White City was named a UNESCO World Heritage Site in 2003. How is monument preservation different in Germany and Israel?
In Israel, there is still a lot of manual labor. Israel has a great many Palestinian plasterers who are urgently needed in Germany, we could really use them. In Germany, larger projects can not afford manual plastering. The Israelis are ahead of us where that is concerned. What is negative about Israel is that facades are often rebuilt, even with new materials like synthetic resin paint. Bauhaus is originally painted with lime, which has a different look. Lime has a 10,000-year-old tradition.
You helped restore houses planned by migrants who fled the Nazis. Were you aware that you you were working on preserving a German-Jewish heritage?
My focus was more on why so many Bauhaus buildings were built in Tel Aviv. Leftists and Jews fled from the Nazis, the country's avant-garde was gone. The Bauhaus students at the time built what was fashionable — Tel Aviv was an oasis compared to Europe because it was hardly touched by the war and houses were being built all at once. Such freedom existed nowhere in Europe. But even Israel no longer had resources after the War of Independence broke out in 1948. From then on, Israel built houses like the Germans did after 1945 — cheaply and with thin walls.

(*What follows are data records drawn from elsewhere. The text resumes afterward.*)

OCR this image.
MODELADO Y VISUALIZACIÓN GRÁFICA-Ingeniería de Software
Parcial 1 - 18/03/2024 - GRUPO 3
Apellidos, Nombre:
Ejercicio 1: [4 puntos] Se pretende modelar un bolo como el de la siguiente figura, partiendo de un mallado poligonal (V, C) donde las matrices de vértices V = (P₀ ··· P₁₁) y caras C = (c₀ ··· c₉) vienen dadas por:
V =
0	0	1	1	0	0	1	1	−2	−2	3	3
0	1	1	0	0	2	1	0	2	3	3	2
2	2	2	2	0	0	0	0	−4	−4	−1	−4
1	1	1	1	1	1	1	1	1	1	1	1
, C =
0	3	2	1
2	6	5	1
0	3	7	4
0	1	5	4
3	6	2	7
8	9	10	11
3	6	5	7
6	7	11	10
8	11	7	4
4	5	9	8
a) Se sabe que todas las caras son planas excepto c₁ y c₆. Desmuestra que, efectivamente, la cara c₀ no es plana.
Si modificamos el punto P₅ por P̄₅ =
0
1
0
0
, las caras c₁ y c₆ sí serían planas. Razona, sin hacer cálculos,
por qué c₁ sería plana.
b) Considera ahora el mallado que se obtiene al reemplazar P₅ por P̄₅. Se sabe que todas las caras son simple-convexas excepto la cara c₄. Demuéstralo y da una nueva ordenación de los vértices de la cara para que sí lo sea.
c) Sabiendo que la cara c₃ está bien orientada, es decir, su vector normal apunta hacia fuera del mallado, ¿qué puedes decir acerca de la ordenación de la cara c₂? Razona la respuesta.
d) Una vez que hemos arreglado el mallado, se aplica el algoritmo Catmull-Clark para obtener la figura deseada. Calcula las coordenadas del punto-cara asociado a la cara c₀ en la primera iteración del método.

Has working in Tel Aviv made you a Bauhaus fan?
I'm a big critic of these buildings. They are incredibly chic, but they are not designed for longevity. Who builds a flat roof and large balconies in Germany, a country with rain and snow? Bauhaus shifted walls and grew vertically, many high-rise buildings today are based on the Bauhaus idea but are actually nothing more than underground garages built upwards: everything stands on pillars, there is a concrete core for lifts and building services, the facade is encased. The original Bauhaus style with its masonry and lime was more honest.